One notable gap in the proposed framework is that it cannot be used to optimize the per-instance F-measure in multilabel classification, which I believe is a natural function to optimize for multilabel classification. Practically efficient method, via reduction to binary classification, to optimize this function exactly exists in the literature [6].
Q2: Please summarize your review in 1-2 sentences
Strong contribution, with an interesting mix of theory, algorithms and experiments.
Author Feedback
Author Feedback
Q1:Author rebuttal: Please respond to any concerns raised in the reviews. There are no constraints on how you want to argue your case, except for the fact that your text should be limited to a maximum of 6000 characters. Note however, that reviewers and area chairs are busy and may not read long vague rebuttals. It is in your own interest to be concise and to the point.
We thank the reviewers for their careful reading, and for their suggestions and comments; we will work out the presentation and the discussions:
- improve the writing of the experimental section as suggested by AR1,
- add a paragraph describing the algorithm and the results on binary classification early in the analysis section, improve discussions on EUM vs DTA and on the oppotunity of improving the strategy for finding the optimal costs as suggested by AR20,
- improve the discussion on the fact that our Framework does not capture the per-instance F1 as suggested by AR41.

specific answers:

- AR1: when we used the term "weighting" in the abstract, we intended to refer to varying the label-dependent costs. We will correct this inconsistency of terminology.

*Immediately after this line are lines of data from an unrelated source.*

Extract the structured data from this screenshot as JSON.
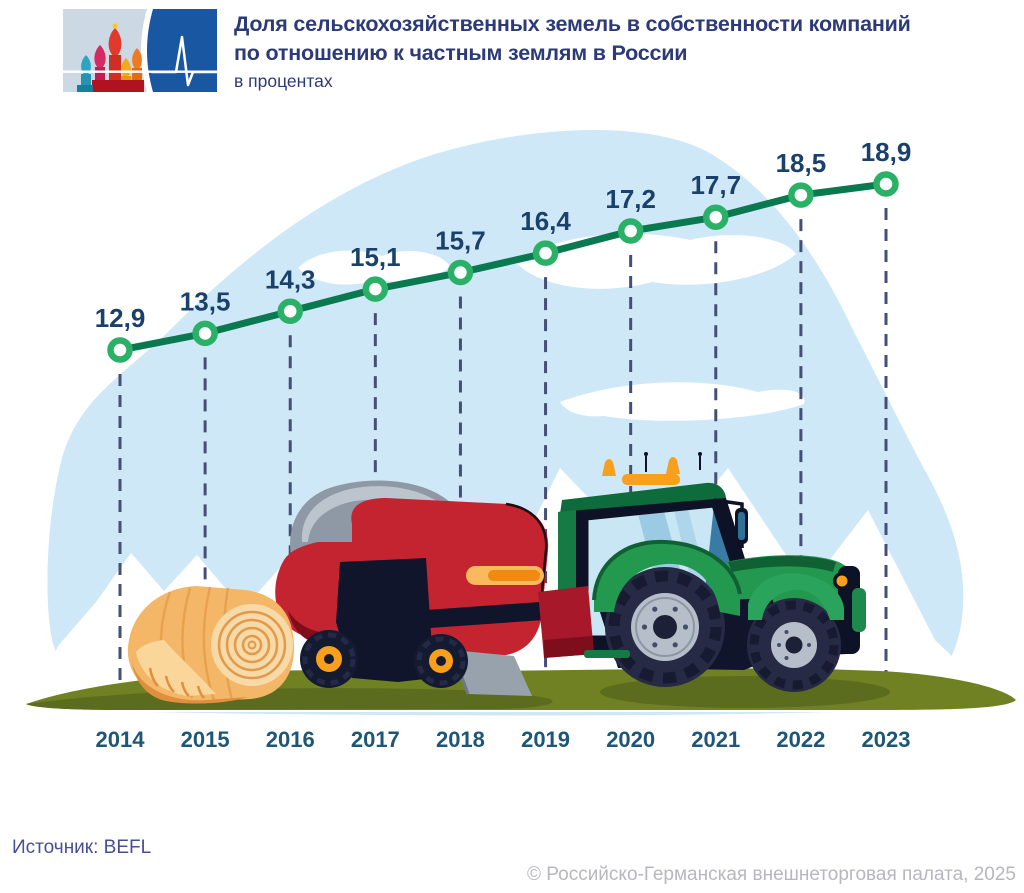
{
  "header": {
    "logo_icons": {
      "left": "st-basils-cathedral-icon",
      "right": "heartbeat-pulse-icon"
    },
    "title_lines": [
      "Доля сельскохозяйственных земель в собственности компаний",
      "по отношению к частным землям в России"
    ],
    "subtitle": "в процентах"
  },
  "chart_data": {
    "type": "line",
    "title": "Доля сельскохозяйственных земель в собственности компаний по отношению к частным землям в России",
    "units": "в процентах",
    "categories": [
      "2014",
      "2015",
      "2016",
      "2017",
      "2018",
      "2019",
      "2020",
      "2021",
      "2022",
      "2023"
    ],
    "values": [
      12.9,
      13.5,
      14.3,
      15.1,
      15.7,
      16.4,
      17.2,
      17.7,
      18.5,
      18.9
    ],
    "value_labels": [
      "12,9",
      "13,5",
      "14,3",
      "15,1",
      "15,7",
      "16,4",
      "17,2",
      "17,7",
      "18,5",
      "18,9"
    ],
    "ylim": [
      12,
      20
    ],
    "grid": false,
    "legend": "none",
    "marker_style": "open-circle",
    "guide_style": "dashed-drop-lines",
    "line_color": "#0a7950",
    "marker_color": "#2bb167",
    "label_color": "#1a416b",
    "category_color": "#1e5678",
    "guide_color": "#454f76"
  },
  "scene": {
    "sky_shape_color": "#cfe8f8",
    "cloud_color": "#ffffff",
    "ground_color": "#6f8122",
    "ground_shadow_color": "#5b6c1e",
    "tractor_color": "#23984f",
    "baler_color": "#c32430",
    "bale_color": "#f4b768",
    "illustration": [
      "tractor",
      "round-baler",
      "hay-bale"
    ]
  },
  "footer": {
    "source": "Источник: BEFL",
    "copyright": "© Российско-Германская внешнеторговая палата, 2025"
  }
}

- AR20: we will add the running times of the algorithms. The overall running time is heavily dependent on the implementation of the cost-sensitive algorithms and the stopping criteria that are used. In Liblinear (the implementation we use), logistic regression is extremely fast even with a very "conservative" stopping criterion; SVMs with a hinge loss can be slower by a factor as high as 50 (for large values of C) to achieve sufficient convergence (average 10 times on our range of C).